All the pigs became ridiculously over leveraged and lost the capacity to segregate any aspects of their Enron structured, far fledged, business. All of them have done everything possible, including stealing from their clients funds, instituting ridicules arbitrary fees, charging for services that were supposed to be free or included in certain types of accounts, raising interest rates or any other scheme they could think of to stay afloat.

I have personally witnessed each of these in my bank, investment and credit cards in the past 9 months. Just ask me and I will give you an example of each one listed above.

Sunday, March 01, 2009

Blackstone Numbers

I just looked over the Blackstone numbers and although I am no genius in understanding their business model, it looks like they took some hits in their portfolio values and more will come in 2009. This is how the FT presented the story:

Blackstone reveals $827m quarterly loss
By Henny Sender in New York, Published: February 28 2009 02:00 | Last updated: February 28 2009 02:00

Blackstone yesterday revealed a fourth-quarter loss of $827m, reflecting extensive markdowns in the value of its private equity and real estate investments, and told investors it would not pay them a dividend for the quarter...

"Last year was the year investment banks and hedge funds were undressed," says the co-founder of one of Blackstone's peers. "This year, it is the turn of private equity."

Blackstone said its corporate portfolio lost almost $4bn in value for the year, a 29 per cent decline. The value of its property holdings plunged 40 per cent.
Neither the earnings announcement nor remarks on conference calls gave investors reason to believe that earnings growth was likely to pick up soon, given the dramatic downturn in the global economy.

Tony James, Blackstone president, referred to current economic conditions as a depression.

Fascinating to me is Blackstone is a "manager" of the assets they bought hence, their "fee" income will decline if those "assets" they have in their portfolio fail to perform but Blackstone itself seems to have structured itself as a fee earning company while all of the "assets" are off the Blackstone balance sheet.

So, if I have it correctly, Blackstone gets investors together, does a major leveraged buyout (when money was available), pays itself handsome transaction fees, might put a little skin in the game up front, then does a "management contract" with the entity they arranged the buyout of, thus earning more fees, but allows the bought asset to operate "off the books" of Blackstone. I guess it is kind of like the hotel model. Some investors put up some cash and borrow more money and build a hotel then hire a "brand" company to come in and manage the property. The "brand" in this case is Blackstone, carrying a management fee for managing the bought business (hiring CEO and upper management etc.) but the "investors" are "holding" the asset off the Blackstone books.

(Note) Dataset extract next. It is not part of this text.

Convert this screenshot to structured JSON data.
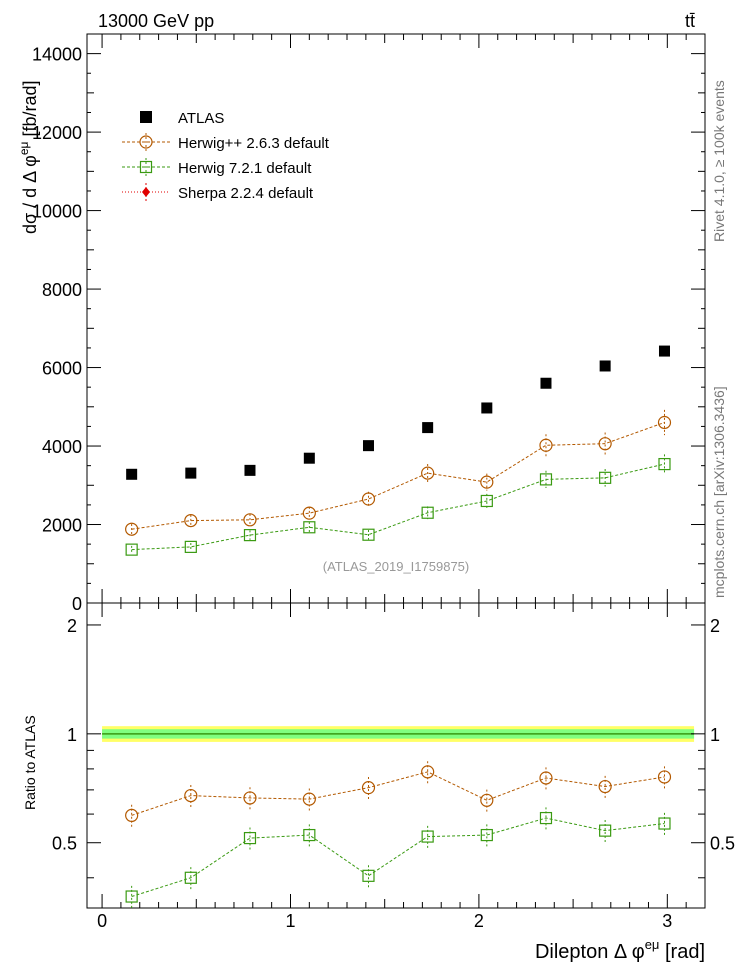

I am more than fuzzy on where the now $94 billion of assets under management reside. They took something like over $4 billion in write-downs in the 4th quarter with total assets under management declining like $8 billion for the year. But where are these assets?

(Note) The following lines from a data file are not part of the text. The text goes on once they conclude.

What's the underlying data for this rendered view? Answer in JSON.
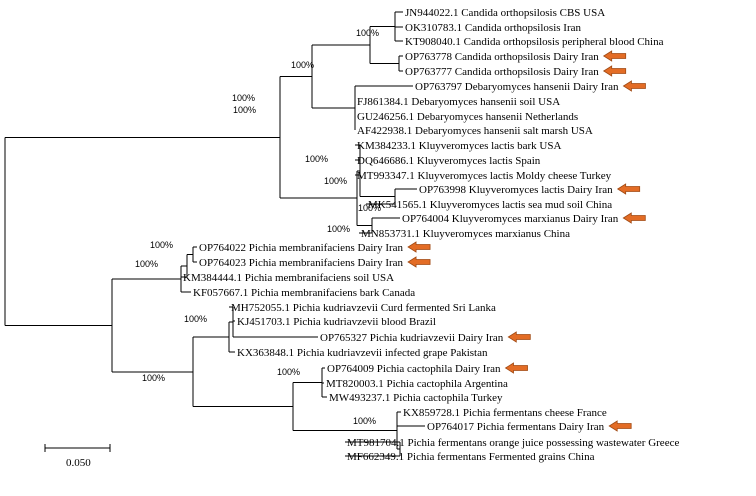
{
  "colors": {
    "line": "#000000",
    "arrow_fill": "#e36c25",
    "arrow_stroke": "#a04a14"
  },
  "leaves": [
    {
      "label": "JN944022.1 Candida orthopsilosis CBS USA",
      "arrow": false
    },
    {
      "label": "OK310783.1 Candida orthopsilosis Iran",
      "arrow": false
    },
    {
      "label": "KT908040.1 Candida orthopsilosis peripheral blood China",
      "arrow": false
    },
    {
      "label": "OP763778 Candida orthopsilosis Dairy Iran",
      "arrow": true
    },
    {
      "label": "OP763777 Candida orthopsilosis Dairy Iran",
      "arrow": true
    },
    {
      "label": "OP763797 Debaryomyces hansenii Dairy Iran",
      "arrow": true
    },
    {
      "label": "FJ861384.1 Debaryomyces hansenii soil USA",
      "arrow": false
    },
    {
      "label": "GU246256.1 Debaryomyces hansenii Netherlands",
      "arrow": false
    },
    {
      "label": "AF422938.1 Debaryomyces hansenii salt marsh USA",
      "arrow": false
    },
    {
      "label": "KM384233.1 Kluyveromyces lactis bark USA",
      "arrow": false
    },
    {
      "label": "DQ646686.1 Kluyveromyces lactis Spain",
      "arrow": false
    },
    {
      "label": "MT993347.1 Kluyveromyces lactis Moldy cheese Turkey",
      "arrow": false
    },
    {
      "label": "OP763998 Kluyveromyces lactis Dairy Iran",
      "arrow": true
    },
    {
      "label": "MK541565.1 Kluyveromyces lactis sea mud soil China",
      "arrow": false
    },
    {
      "label": "OP764004 Kluyveromyces marxianus Dairy Iran",
      "arrow": true
    },
    {
      "label": "MN853731.1 Kluyveromyces marxianus China",
      "arrow": false
    },
    {
      "label": "OP764022 Pichia membranifaciens Dairy Iran",
      "arrow": true
    },
    {
      "label": "OP764023 Pichia membranifaciens Dairy Iran",
      "arrow": true
    },
    {
      "label": "KM384444.1 Pichia membranifaciens soil USA",
      "arrow": false
    },
    {
      "label": "KF057667.1 Pichia membranifaciens bark Canada",
      "arrow": false
    },
    {
      "label": "MH752055.1 Pichia kudriavzevii Curd fermented Sri Lanka",
      "arrow": false
    },
    {
      "label": "KJ451703.1 Pichia kudriavzevii blood Brazil",
      "arrow": false
    },
    {
      "label": "OP765327 Pichia kudriavzevii Dairy Iran",
      "arrow": true
    },
    {
      "label": "KX363848.1 Pichia kudriavzevii infected grape Pakistan",
      "arrow": false
    },
    {
      "label": "OP764009 Pichia cactophila Dairy Iran",
      "arrow": true
    },
    {
      "label": "MT820003.1 Pichia cactophila Argentina",
      "arrow": false
    },
    {
      "label": "MW493237.1 Pichia cactophila Turkey",
      "arrow": false
    },
    {
      "label": "KX859728.1 Pichia fermentans cheese France",
      "arrow": false
    },
    {
      "label": "OP764017 Pichia fermentans Dairy Iran",
      "arrow": true
    },
    {
      "label": "MT981704.1 Pichia fermentans orange juice possessing wastewater Greece",
      "arrow": false
    },
    {
      "label": "MF662349.1 Pichia fermentans Fermented grains China",
      "arrow": false
    }
  ],
  "support_values": [
    "100%",
    "100%",
    "100%",
    "100%",
    "100%",
    "100%",
    "100%",
    "100%",
    "100%",
    "100%",
    "100%",
    "100%",
    "100%",
    "100%"
  ],
  "scale_bar": {
    "label": "0.050"
  }
}
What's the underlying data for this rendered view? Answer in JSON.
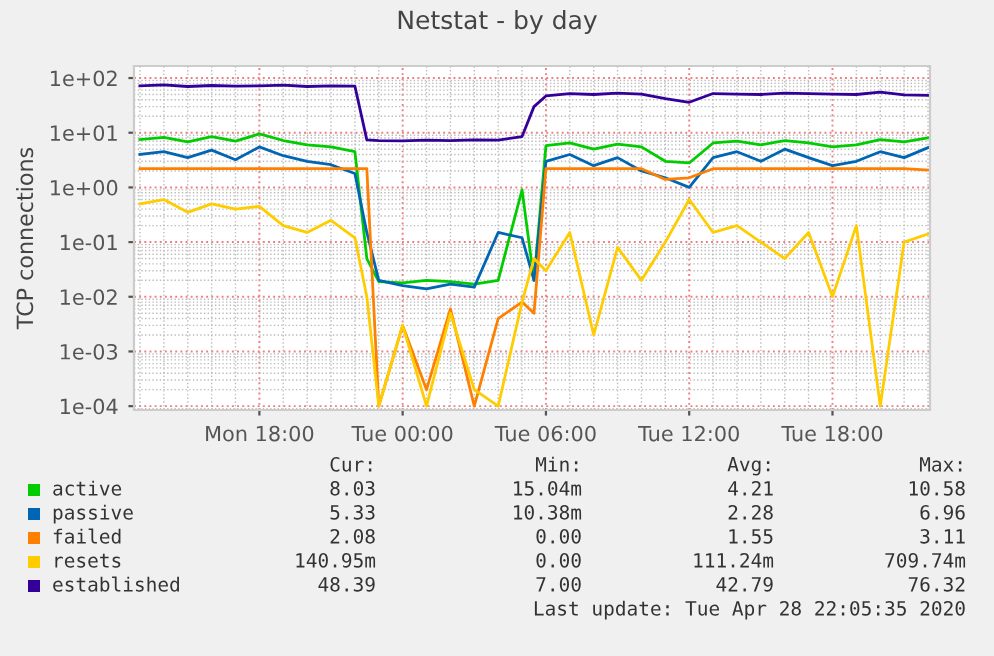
{
  "chart_data": {
    "type": "line",
    "title": "Netstat - by day",
    "ylabel": "TCP connections",
    "x": [
      "2020-04-27T13:00",
      "2020-04-27T14:00",
      "2020-04-27T15:00",
      "2020-04-27T16:00",
      "2020-04-27T17:00",
      "2020-04-27T18:00",
      "2020-04-27T19:00",
      "2020-04-27T20:00",
      "2020-04-27T21:00",
      "2020-04-27T22:00",
      "2020-04-27T22:30",
      "2020-04-27T23:00",
      "2020-04-28T00:00",
      "2020-04-28T01:00",
      "2020-04-28T02:00",
      "2020-04-28T03:00",
      "2020-04-28T04:00",
      "2020-04-28T05:00",
      "2020-04-28T05:30",
      "2020-04-28T06:00",
      "2020-04-28T07:00",
      "2020-04-28T08:00",
      "2020-04-28T09:00",
      "2020-04-28T10:00",
      "2020-04-28T11:00",
      "2020-04-28T12:00",
      "2020-04-28T13:00",
      "2020-04-28T14:00",
      "2020-04-28T15:00",
      "2020-04-28T16:00",
      "2020-04-28T17:00",
      "2020-04-28T18:00",
      "2020-04-28T19:00",
      "2020-04-28T20:00",
      "2020-04-28T21:00",
      "2020-04-28T22:00"
    ],
    "series": [
      {
        "name": "active",
        "color": "#00cc00",
        "values": [
          7.5,
          8.2,
          6.8,
          8.5,
          7.0,
          9.5,
          7.2,
          6.0,
          5.5,
          4.5,
          0.05,
          0.019,
          0.018,
          0.02,
          0.019,
          0.017,
          0.02,
          0.9,
          0.02,
          5.8,
          6.5,
          5.0,
          6.2,
          5.5,
          3.0,
          2.8,
          6.5,
          7.0,
          6.0,
          7.2,
          6.5,
          5.5,
          6.0,
          7.5,
          6.8,
          8.03
        ]
      },
      {
        "name": "passive",
        "color": "#0066b3",
        "values": [
          4.0,
          4.5,
          3.5,
          4.8,
          3.2,
          5.5,
          3.8,
          3.0,
          2.6,
          1.8,
          0.15,
          0.02,
          0.016,
          0.014,
          0.017,
          0.015,
          0.15,
          0.12,
          0.02,
          3.0,
          4.0,
          2.5,
          3.5,
          2.0,
          1.5,
          1.0,
          3.5,
          4.5,
          3.0,
          5.0,
          3.5,
          2.5,
          3.0,
          4.5,
          3.5,
          5.33
        ]
      },
      {
        "name": "failed",
        "color": "#ff8000",
        "values": [
          2.2,
          2.2,
          2.2,
          2.2,
          2.2,
          2.2,
          2.2,
          2.2,
          2.2,
          2.2,
          2.2,
          0.0001,
          0.003,
          0.0002,
          0.006,
          0.0001,
          0.004,
          0.008,
          0.005,
          2.2,
          2.2,
          2.2,
          2.2,
          2.2,
          1.4,
          1.5,
          2.2,
          2.2,
          2.2,
          2.2,
          2.2,
          2.2,
          2.2,
          2.2,
          2.2,
          2.08
        ]
      },
      {
        "name": "resets",
        "color": "#ffcc00",
        "values": [
          0.5,
          0.6,
          0.35,
          0.5,
          0.4,
          0.45,
          0.2,
          0.15,
          0.25,
          0.12,
          0.01,
          0.0001,
          0.003,
          0.0001,
          0.005,
          0.0002,
          0.0001,
          0.008,
          0.05,
          0.03,
          0.15,
          0.002,
          0.08,
          0.02,
          0.1,
          0.6,
          0.15,
          0.2,
          0.1,
          0.05,
          0.15,
          0.01,
          0.2,
          0.0001,
          0.1,
          0.14095
        ]
      },
      {
        "name": "established",
        "color": "#330099",
        "values": [
          72,
          75,
          70,
          73,
          71,
          72,
          74,
          70,
          72,
          71,
          7.4,
          7.2,
          7.1,
          7.3,
          7.2,
          7.4,
          7.3,
          8.5,
          30,
          47,
          52,
          50,
          53,
          51,
          42,
          36,
          52,
          51,
          50,
          53,
          52,
          51,
          50,
          55,
          49,
          48.39
        ]
      }
    ],
    "log": "y",
    "xlim": [
      "2020-04-27T12:45",
      "2020-04-28T22:05"
    ],
    "xticks": [
      {
        "value": "2020-04-27T18:00",
        "label": "Mon 18:00"
      },
      {
        "value": "2020-04-28T00:00",
        "label": "Tue 00:00"
      },
      {
        "value": "2020-04-28T06:00",
        "label": "Tue 06:00"
      },
      {
        "value": "2020-04-28T12:00",
        "label": "Tue 12:00"
      },
      {
        "value": "2020-04-28T18:00",
        "label": "Tue 18:00"
      }
    ],
    "ylim": [
      8.5e-05,
      166
    ],
    "yticks": [
      {
        "value": 100,
        "label": "1e+02"
      },
      {
        "value": 10,
        "label": "1e+01"
      },
      {
        "value": 1,
        "label": "1e+00"
      },
      {
        "value": 0.1,
        "label": "1e-01"
      },
      {
        "value": 0.01,
        "label": "1e-02"
      },
      {
        "value": 0.001,
        "label": "1e-03"
      },
      {
        "value": 0.0001,
        "label": "1e-04"
      }
    ],
    "grid": true,
    "legend": "bottom",
    "marker": "none",
    "line_style": "solid",
    "annotations": [
      "Cur:",
      "Min:",
      "Avg:",
      "Max:",
      "8.03",
      "15.04m",
      "4.21",
      "10.58",
      "5.33",
      "10.38m",
      "2.28",
      "6.96",
      "2.08",
      "0.00",
      "1.55",
      "3.11",
      "140.95m",
      "0.00",
      "111.24m",
      "709.74m",
      "48.39",
      "7.00",
      "42.79",
      "76.32",
      "Last update: Tue Apr 28 22:05:35 2020"
    ]
  }
}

Interestingly, "fee earning assets" increased by nearly the same amount. So how does this figure? In addition, it looks to me like the "partners" of Blackstone pulled nearly all of their own equity out of their real estate portfolio so Limited Partner Capital Deployed fell from nearly $15 billion to about $5.5 billion.

Well during the buyout hey day I wrote about how these "private equity" funds were literally robbing the banks of the corporate entities they took over, stealing all the cash through all kinds of "fee" transactions, bizarre payouts, "commissions", funding payouts etc. all the while leveraging them to the hilt. I had no idea they were so creative in removing these entities from any liability of Blackstone itself. So, I guess if there are bankruptcies in their assets under management they will figure out how to earn "fees" managing the bankruptcy, financing the bankruptcy, taking huge chunks of assets for pennies and eventually making a killing again when / if the companies emerge from bankruptcy and get floated back on the market. Gotta hand it to these guys.